Hockett’s mood has been overcast and stormy since a recent mass forecasting flop turned his vintage Mercedes into a waterbed with wheels.

Last week, TV stations and even this fine “Good Paper” predicted hot and sunny for Thursday.

Based on that consensus Hockett drove his ‘57 convertible to his office on Cowley. About 10 a.m., his wife telephoned to ask if he had the top up.

“No, why?” said Hockett, who was hard at work.

“Go look out the window,” she said.

Hockett shook his fist at the deluge and tore for the parking lot.

“I spent the next half hour toweling a half-inch of sunshine off of my leather interior,” he says. “Thank God these forecasters aren’t air traffic controllers or some profession where accuracy matters.”

Hockett is a curious man. When an advertisement claims nine out of 10 doctors agree on something, Hockett wants to know: Doctors of what? Where did they get their degrees? Where do they work?

Accurate information is the lifeblood of researching how the public thinks and spends money. Hockett’s clients include political candidates, inventors and capitalists trying to start or expand a business.

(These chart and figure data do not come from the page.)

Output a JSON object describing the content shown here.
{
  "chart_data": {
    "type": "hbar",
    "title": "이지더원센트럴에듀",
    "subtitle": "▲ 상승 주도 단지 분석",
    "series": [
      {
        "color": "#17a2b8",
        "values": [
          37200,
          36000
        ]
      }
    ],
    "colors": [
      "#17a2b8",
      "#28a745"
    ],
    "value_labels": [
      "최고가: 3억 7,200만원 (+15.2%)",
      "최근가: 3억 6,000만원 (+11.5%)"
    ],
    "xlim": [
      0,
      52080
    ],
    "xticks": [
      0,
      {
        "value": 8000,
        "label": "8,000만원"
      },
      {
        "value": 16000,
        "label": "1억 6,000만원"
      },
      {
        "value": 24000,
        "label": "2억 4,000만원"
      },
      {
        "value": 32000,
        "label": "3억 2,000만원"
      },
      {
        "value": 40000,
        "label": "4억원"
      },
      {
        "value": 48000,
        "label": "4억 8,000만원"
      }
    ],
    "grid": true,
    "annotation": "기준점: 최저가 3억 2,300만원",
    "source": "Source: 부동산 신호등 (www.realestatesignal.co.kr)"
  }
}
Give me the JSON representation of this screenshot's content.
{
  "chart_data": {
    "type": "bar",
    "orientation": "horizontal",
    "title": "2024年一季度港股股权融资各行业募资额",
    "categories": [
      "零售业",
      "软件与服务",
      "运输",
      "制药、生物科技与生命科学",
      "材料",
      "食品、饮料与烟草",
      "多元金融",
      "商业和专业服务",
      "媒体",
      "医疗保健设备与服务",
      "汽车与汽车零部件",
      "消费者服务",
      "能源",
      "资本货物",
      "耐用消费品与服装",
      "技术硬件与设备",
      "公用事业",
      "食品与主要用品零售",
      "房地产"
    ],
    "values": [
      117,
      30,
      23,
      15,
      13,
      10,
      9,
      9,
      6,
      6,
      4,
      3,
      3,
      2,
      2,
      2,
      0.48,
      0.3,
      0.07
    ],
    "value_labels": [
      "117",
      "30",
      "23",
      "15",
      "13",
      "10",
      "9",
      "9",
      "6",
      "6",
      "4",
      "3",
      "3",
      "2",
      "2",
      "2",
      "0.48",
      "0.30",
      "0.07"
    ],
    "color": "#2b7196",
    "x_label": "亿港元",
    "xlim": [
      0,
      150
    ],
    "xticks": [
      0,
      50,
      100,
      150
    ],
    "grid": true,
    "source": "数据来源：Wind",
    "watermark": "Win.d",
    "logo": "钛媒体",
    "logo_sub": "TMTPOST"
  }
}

Polling data, for example, told him the recent attempt to incorporate the Spokane Valley would fall flat even though others were predicting a runaway success.

It’s about time somebody turned up the heat on these TV weather geeks.

Gloria Kraemer, a senior associate at Critical Data, will compile the daily forecasts into a database.

At the end of a year, Hockett will compare the actual weather for a given day with the predictions of pros like KREM’s Tom Sherry or KHQ’s Tim Adams and, say, an arthritic hardware salesman from Moses Lake.

Should the professionals show up the quacks, Hockett vows to publicly apologize while thwacking himself over the head repeatedly with an umbrella.

If the forecasters are dunderheads, well, it’s time for action.

Hockett wants TV executives to drop their weather report and fill the time slot with something more educational, entertaining and socially meaningful.

Juggling chimpanzees would be a good start.

Just don’t get rid of Laura. I’d tune in to watch that woman read the dictionary.